Research indicates that for those aged 10 to 34, suicide is the second most common cause of death, and for those aged 35 to 54, it is the fourth most common.

In light of this, immediate action is needed to guarantee that suicide mortality rates are lowered.

This September, as the world observes National Suicide Prevention Awareness Month, The Spectator wishes to appeal to all individuals and organisations across the nation to raise awareness of the issue of suicide and promote its prevention.

Last Sunday, was World Suicide Prevention Day. The theme was “Creating Hope Through Action.”

The rate of suicide attempts is disturbing. Now children are includ­ed in addition to the teens. There is an urgent need to address suicide.

Suicide can be linked to a high unemployment rate that creates fi­nancial difficulties, poverty, neglect, and major health issues.

Due to the high divorce rate in society today, marital dissolution could possibly be linked to suicide.

A number of mental health issues, including depression, post-traumatic stress disorder, and emotional stress, have been linked to a higher risk of suicide. According to research, 46 percent of suicide victims had a diagnosable mental health issue.

The Spectator urges all to come onboard to address this issue as suicidal thoughts can afflict every­one, regardless of age, gender, or background.

Governmental and non-govern­mental organisations must strength­en their support systems, particular­ly for people who have attempted suicide, in order to prevent future occurrence.

A woman who had tried suicide described how she had suicidal thoughts and believed that was her only option.
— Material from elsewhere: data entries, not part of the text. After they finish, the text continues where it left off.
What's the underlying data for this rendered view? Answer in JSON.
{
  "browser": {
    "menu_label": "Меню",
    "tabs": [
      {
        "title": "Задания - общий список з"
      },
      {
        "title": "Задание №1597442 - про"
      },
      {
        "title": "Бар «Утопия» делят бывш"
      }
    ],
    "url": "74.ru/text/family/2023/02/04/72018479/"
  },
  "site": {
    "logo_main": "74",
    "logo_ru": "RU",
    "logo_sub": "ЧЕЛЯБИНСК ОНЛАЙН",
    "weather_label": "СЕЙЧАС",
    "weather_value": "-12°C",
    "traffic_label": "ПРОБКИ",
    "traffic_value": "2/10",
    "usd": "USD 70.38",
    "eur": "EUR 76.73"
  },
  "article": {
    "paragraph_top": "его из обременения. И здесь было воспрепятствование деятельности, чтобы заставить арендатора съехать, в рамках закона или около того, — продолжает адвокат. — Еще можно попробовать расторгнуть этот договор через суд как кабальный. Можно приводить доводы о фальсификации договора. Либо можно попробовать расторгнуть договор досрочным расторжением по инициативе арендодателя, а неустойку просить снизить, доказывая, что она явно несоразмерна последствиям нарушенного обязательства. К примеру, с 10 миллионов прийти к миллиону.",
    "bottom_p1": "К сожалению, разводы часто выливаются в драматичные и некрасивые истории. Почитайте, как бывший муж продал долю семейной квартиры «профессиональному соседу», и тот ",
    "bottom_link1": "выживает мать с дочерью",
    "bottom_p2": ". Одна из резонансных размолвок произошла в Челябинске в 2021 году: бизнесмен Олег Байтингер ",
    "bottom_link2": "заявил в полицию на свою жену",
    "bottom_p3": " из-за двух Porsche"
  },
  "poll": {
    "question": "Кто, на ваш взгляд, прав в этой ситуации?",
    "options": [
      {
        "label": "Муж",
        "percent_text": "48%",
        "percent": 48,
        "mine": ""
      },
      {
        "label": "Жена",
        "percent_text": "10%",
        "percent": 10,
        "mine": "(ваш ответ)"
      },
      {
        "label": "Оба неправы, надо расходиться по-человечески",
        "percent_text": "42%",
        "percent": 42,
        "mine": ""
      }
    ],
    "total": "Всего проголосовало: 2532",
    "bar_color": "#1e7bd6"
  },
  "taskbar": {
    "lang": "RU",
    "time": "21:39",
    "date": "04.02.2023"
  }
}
She suggested that there should be separate rooms for doctors sharing consulting rooms as patients do not feel comfortable discussing problems while visiting the hospital.

To help families manage people who are at danger of suicidal be­haviours, healthcare officials should educate the public on coping and problem-solving techniques.

Another crucial area that re­quires attention from policymakers is the improvement of access to and delivery of suicide care.

Individuals who display violent behaviour, mood swings, increased alcohol and drug use, and with­drawal from friends, family, and the community must be recognised and given support by their families and communities.

Some families have lost loved ones to suicide. No one is safe, that is why we need to raise awareness, advocate for alternatives to suicidal acts, and provide support for those who survived.